Praying for Parents. Frustration consumes me. Hospital confidentiality regulations prevent me from talking about Scotty's plight at home. At work, I feel comfortable discussing it only with the day nurse. Both of us are grieved that this child is being rejected because of a minor physical imperfection. Some of our colleagues feel otherwise. "I don't know what you two are so upset about," one nurse remarks. "Adoptive parents have a legal right to a perfect child."
Quietly, the day nurse says to me, "Scotty deserves more than those couples are willing to give. He deserves perfect parents." We pray together that he will find the perfect family. And we pray privately, as we cradle him in our arms and take him on our rounds in a front-pack infant carrier. It feels necessary to convey to this tiny spirit that not everyone rejects him.
On day three of Scotty's life, a plastic surgeon visits and determines when Scotty's corrective surgeries can take place. He asks whether Scotty has become a ward of the state, and whom he should bill for the surgeries. I say that I don't know, and hug Scotty to my chest. The next day, he will be taken to a foster home.
God's Perfect Plan. About midnight, I'm feeding another infant when I notice a nurse scrubbing in and slipping on a protective gown. Not recognizing her, I ask what she wants. No outside personnel are allowed in the nursery without permission or notice—a security regulation to keep infection rates down and protect infants from abduction.
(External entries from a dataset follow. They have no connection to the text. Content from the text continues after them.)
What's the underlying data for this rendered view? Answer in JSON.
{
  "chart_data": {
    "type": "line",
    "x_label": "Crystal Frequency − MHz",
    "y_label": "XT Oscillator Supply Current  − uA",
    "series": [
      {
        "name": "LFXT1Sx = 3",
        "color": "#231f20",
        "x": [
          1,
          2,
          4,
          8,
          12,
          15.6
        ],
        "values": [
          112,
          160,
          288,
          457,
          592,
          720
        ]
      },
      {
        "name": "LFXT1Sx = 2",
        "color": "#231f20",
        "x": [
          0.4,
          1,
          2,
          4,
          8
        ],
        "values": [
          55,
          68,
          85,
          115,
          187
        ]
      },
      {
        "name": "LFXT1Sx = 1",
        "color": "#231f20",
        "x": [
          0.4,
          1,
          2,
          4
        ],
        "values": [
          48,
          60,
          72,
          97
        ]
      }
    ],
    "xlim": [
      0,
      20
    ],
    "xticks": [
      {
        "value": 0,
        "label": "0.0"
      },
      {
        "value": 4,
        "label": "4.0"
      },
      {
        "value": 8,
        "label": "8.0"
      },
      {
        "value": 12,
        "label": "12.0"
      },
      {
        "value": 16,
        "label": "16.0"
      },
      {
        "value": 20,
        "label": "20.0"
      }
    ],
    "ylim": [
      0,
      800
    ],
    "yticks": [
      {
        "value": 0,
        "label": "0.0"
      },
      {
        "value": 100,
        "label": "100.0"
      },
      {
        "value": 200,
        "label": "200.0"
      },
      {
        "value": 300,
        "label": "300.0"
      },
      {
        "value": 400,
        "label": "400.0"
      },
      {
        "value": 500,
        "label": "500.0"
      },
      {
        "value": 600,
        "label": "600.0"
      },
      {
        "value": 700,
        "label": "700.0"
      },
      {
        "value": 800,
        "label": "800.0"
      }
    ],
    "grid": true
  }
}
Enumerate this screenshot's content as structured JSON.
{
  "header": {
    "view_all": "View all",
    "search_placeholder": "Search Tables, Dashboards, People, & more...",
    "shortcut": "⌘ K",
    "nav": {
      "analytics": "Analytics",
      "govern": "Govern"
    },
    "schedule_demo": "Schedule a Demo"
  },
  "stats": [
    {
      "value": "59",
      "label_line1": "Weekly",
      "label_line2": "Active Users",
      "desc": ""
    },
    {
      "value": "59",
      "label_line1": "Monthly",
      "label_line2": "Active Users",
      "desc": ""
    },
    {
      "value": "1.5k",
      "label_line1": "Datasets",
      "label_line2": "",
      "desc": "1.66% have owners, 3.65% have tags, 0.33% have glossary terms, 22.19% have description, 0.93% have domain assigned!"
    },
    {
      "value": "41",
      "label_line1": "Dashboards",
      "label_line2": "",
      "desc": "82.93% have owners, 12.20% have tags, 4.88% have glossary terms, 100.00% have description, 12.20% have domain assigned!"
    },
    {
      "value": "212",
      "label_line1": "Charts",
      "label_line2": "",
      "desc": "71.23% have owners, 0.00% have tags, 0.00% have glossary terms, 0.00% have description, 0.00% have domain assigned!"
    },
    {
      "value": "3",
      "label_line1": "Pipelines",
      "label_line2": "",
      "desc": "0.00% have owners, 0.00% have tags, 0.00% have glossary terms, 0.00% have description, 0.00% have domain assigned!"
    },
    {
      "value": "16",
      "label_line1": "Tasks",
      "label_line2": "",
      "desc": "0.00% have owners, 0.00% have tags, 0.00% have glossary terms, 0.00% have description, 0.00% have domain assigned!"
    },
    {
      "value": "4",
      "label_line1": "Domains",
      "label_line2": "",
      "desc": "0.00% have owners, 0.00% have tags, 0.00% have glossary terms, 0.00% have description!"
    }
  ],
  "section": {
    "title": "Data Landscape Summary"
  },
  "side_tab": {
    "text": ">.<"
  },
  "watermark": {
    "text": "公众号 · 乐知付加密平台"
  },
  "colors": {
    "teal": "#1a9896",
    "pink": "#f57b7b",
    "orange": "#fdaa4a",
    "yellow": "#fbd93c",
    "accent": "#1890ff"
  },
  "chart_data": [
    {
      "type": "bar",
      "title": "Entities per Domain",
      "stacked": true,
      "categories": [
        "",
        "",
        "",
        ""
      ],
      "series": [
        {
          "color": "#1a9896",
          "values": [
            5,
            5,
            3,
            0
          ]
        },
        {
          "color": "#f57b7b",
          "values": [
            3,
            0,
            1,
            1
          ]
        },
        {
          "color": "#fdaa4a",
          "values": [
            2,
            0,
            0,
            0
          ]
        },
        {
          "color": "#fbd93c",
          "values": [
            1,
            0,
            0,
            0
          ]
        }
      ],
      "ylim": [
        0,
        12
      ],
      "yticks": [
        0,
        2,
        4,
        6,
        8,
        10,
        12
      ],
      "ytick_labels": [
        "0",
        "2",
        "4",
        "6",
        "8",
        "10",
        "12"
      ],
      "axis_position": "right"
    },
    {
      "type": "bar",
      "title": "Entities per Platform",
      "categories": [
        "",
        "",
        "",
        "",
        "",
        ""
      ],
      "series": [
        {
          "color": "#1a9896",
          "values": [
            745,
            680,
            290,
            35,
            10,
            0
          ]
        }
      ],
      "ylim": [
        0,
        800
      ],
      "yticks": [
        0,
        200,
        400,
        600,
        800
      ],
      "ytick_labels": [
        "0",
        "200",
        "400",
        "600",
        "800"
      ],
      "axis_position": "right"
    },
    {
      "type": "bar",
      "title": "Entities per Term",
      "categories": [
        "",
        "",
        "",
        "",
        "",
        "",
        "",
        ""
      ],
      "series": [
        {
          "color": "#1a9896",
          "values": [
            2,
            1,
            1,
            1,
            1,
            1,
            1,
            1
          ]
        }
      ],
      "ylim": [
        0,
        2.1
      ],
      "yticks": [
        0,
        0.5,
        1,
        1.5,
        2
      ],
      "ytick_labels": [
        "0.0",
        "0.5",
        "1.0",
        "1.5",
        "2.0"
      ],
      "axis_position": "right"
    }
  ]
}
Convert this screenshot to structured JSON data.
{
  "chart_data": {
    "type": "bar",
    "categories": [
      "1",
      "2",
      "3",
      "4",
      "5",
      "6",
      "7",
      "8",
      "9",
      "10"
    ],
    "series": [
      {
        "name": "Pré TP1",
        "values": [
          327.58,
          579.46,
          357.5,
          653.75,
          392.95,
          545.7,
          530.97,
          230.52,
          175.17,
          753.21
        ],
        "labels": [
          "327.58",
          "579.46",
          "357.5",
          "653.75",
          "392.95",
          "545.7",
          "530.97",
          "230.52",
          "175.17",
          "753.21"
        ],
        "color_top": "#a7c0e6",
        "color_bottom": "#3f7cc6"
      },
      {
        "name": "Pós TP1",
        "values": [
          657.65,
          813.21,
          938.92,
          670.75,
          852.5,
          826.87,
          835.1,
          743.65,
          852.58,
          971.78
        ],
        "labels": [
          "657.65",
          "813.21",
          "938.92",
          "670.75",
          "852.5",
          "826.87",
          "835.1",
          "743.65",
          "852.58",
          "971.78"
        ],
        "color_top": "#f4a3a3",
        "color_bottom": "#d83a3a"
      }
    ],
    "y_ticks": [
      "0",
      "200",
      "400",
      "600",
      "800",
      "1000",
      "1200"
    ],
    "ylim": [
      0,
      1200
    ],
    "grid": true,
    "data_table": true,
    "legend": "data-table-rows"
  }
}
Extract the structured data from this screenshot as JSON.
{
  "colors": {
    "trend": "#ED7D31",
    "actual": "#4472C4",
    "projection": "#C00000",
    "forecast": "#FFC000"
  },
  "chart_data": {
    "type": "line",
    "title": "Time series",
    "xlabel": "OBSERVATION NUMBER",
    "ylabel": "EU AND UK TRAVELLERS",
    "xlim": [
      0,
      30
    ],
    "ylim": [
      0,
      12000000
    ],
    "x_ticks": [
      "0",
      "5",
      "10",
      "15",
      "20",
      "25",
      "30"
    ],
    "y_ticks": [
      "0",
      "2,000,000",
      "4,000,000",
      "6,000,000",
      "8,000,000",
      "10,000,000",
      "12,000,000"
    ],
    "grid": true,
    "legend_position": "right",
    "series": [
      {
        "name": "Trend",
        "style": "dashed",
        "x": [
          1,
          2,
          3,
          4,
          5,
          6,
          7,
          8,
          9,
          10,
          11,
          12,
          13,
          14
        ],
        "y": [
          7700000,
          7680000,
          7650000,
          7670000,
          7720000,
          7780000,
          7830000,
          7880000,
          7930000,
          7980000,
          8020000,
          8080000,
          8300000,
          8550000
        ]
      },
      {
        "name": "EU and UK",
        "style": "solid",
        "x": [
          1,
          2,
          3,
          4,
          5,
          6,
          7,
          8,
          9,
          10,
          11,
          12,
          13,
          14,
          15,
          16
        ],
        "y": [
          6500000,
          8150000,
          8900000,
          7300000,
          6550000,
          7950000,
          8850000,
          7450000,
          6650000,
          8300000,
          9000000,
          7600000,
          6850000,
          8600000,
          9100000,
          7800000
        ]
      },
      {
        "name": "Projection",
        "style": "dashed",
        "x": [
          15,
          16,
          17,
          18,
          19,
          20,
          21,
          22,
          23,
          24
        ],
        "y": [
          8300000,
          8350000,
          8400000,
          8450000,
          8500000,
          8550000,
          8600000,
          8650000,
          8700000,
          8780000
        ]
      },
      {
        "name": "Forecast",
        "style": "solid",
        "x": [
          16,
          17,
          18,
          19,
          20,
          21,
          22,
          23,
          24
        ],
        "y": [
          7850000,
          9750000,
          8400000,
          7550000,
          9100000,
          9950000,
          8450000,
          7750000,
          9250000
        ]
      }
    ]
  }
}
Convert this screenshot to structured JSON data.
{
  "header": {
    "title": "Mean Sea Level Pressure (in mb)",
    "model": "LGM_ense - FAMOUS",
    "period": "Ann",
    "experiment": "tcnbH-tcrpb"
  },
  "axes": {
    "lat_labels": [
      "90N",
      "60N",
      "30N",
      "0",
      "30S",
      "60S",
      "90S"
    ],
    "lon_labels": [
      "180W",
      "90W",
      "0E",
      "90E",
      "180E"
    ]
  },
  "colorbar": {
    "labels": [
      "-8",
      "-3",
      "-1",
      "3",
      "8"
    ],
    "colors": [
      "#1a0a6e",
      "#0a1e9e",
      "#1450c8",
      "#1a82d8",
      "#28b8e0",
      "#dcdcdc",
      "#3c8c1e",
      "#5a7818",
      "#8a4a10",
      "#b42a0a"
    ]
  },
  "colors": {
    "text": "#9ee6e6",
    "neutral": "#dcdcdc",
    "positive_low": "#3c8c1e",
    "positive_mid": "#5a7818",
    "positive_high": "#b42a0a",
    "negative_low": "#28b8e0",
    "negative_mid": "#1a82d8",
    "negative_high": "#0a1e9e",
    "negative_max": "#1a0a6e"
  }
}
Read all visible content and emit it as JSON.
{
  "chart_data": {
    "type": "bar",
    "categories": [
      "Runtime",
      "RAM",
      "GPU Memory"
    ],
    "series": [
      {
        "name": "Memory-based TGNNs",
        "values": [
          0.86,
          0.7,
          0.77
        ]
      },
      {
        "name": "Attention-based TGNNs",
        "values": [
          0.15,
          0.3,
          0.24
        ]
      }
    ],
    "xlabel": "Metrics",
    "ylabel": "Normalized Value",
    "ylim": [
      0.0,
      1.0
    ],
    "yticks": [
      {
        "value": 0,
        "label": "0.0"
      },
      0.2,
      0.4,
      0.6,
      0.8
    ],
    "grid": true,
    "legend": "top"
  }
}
"I'm looking for—oh, there he is!" she says, walking straight over to Scotty's crib. She picks him up, kisses him on the forehead, and cradles him in her arms. "Here's my boy. I've been waiting so long for you!" She settles into a rocking chair and holds Scotty tight. "I'm sorry," I begin, "but I haven't been given notice of your coming. I'll have to call security."
"Please don't," she says. Looking up at me, she smiles a crooked smile. Immediately I see the telltale marks of restorative surgery for cleft lip. Something about her voice suggests cleft palate repair as well.
"You see," she explains, "I once had a dream that I would have a blond son with beautiful blue eyes and clefts, but my girl and boy were born normal."
"After I heard about Scotty yesterday, I went home and had the same dream again. Then I talked to my husband, and he agreed for me to visit. Now that I hold him, I know—we're going to adopt Scotty."
"Is he able to suck from a bottle?" she asks. I shake my head. Scotty is being fed through a thin, flexible tube that allows formula to drain into his stomach by gravity. It's called gavage feeding.
"That's okay," the nurse says. "My family knows how to gavage. My mom did that for me for months. Your grandma, Scotty. Just wait until she sees you!"
I watch this perfect mother kiss her perfect baby and place him back in the crib. "I’ll be back at the end of my shift, and I'll get my husband and lawyer in here. I'm so excited! Molly and Paul will be thrilled to have a baby brother."
She pulls off her protective gown and heads to the nursery door. "God sent Scotty to me," she says with a beaming smile. "Yes," I say softly in agreement. "And he sent you for Scotty."
Diana Amadeo lives on the East Coast of the U.S.A. Another version of this article appeared in The Annals of St. Anne de Beaupré.